Sabtu, Mei 19, 2007

Antara Lumpur Lapindo, Jalan Tikus dan Pajak Jalanan

Foto diambil saat kembali Surabaya melewati jalan MLG - SBY Sebenarnya tidak ada hubungannya antara lumpur lapindo dengan perjalanan kami menuju Malang dan mempelajari hal-hal yang berkaitan dengan Malang Cyber City. Hanya saja, saya dibuat penasaran dengan kehebatan lumpur lapindo yang menyisakan penderitaan masyarakat sekitarnya. Ketika pesawat mendarat di Surabaya dan saya lihat jam tangan pukul 20:00 Wita, saya perkirakan bila naik bis, maka tiba di Malang bisa tengah malam. Otomatis kami akan kesulitan mendapatkan angkutan dan mencari penginapan.
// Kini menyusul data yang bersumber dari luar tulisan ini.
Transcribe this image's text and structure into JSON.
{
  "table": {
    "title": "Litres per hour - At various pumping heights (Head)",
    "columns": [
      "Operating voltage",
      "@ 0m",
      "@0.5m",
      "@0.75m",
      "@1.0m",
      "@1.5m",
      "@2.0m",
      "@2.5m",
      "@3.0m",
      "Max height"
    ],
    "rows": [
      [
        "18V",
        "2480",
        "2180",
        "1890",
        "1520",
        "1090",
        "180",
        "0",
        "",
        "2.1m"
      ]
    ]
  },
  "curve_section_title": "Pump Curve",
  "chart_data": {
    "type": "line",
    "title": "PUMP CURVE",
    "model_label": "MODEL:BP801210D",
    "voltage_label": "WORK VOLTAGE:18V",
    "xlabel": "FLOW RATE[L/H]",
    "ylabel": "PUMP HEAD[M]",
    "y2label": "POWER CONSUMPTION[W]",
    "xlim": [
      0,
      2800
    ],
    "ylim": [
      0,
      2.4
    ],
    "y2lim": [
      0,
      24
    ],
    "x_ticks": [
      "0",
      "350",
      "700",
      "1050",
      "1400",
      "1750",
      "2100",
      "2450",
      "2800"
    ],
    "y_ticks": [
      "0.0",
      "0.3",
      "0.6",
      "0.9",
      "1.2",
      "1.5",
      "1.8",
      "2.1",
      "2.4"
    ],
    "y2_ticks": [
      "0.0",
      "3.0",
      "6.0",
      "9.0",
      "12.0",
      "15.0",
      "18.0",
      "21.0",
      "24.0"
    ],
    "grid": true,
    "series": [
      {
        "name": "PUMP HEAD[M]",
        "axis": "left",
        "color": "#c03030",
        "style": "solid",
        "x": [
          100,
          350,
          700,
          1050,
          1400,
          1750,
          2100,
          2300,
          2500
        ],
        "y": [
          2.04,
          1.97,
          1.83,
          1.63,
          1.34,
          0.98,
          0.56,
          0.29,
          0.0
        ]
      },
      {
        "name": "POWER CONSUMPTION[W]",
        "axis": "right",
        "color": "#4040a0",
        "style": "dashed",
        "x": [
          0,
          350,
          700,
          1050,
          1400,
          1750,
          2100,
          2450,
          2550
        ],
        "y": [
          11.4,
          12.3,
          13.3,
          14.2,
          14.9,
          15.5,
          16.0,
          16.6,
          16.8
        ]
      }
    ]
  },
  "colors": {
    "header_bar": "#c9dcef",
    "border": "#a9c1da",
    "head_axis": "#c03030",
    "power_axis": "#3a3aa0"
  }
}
Untuk itu saya berinisiatif naik travel atau taksi agar tidak lama di perjalanan, tidak kelelahan dan juga fresh kondisi tubuh esok harinya dalam rangka suatu acara.

Taksi yang kami naiki dalam kondisi baik, nyaman, dan sopir tampak profesional, sehingga saya perkirakan saya bisa istirahat di dalam perjalanan. Tapi ternyata tidak bisa istirahat, karena begitu sampai di wilayah Sidoarjo di jalan yang tergenang air lumpur, taksi diharuskan memutar melewati jalan tikus. Apa? Jalan tikus? Saya tahunya istilah jalan tikus malah dari pak Abdul Latief Abadi saat bertemu di UPPTI Unibraw Malang. Jalan tikus, dari namanya ya kondisinya banyak kelokan-kelokan dan sempit, nah, di tiap-tiap kelokan bisa dipastikan ada "pajak" atau kata orang "pungli" yang akan menghadang. Pajaknya siapa? Ya yang memungut pajak, kalau orang Surabaya menyebutnya polisi cepek. Jadi, bila para sopir dari Surabaya menuju Malang atau akan melewati daerah ini tanpa ada masalah, maka dengan menyediakan uang pecahan minimal 500an rupiah dalam jumlah 100 buah untuk polisi cepek yang berada di hampir sepanjang jalan tikungan. Lho kok? Sayang sekali saya tidak sempat menghitung berapa kali sopir taksi membagikan uang receh, yang jelas, ia kehabisan banyak sekali uang receh, saya saja sempat menyumbang 500 rupiah satu-satunya yang saya punya saat itu, sedang rekan saya malah menyumbang 5000 rupiah habis juga.

Ada pertanyaan "Kenapa tidak usah dikasih saja?" atau katakan saja "Tak ada uang receh!" atau sesekali ingin memberi pelajaran "Nanti gue laporkan polisi!", kan beres? Setelah saya lihat memang tidak semudah itu, ada banyak kemungkinan bila melakukan seperti demikian. Selain ada banyak efek psikososial yang ditinggalkan musibah lumpur lapindo, mereka para polisi cepek ini juga dalam jumlah banyak yang berkuasa atas kelokan atau tikungan tertentu, bisa dikatakan mafianya lingkungan sekitar. Bila mereka tidak diberi, maka bisa dipastikan perjalanan akan terganggu, dan yang lebih membuat kesal adalah bila menolak permintaan mereka walaupun penolakan itu benar, maka penolakan itu biasanya tidak sepadan dengan akibatnya.

Bagaimana Anda bersikap bila menghadapi hal demikian seolah-olah mengalaminya sendiri?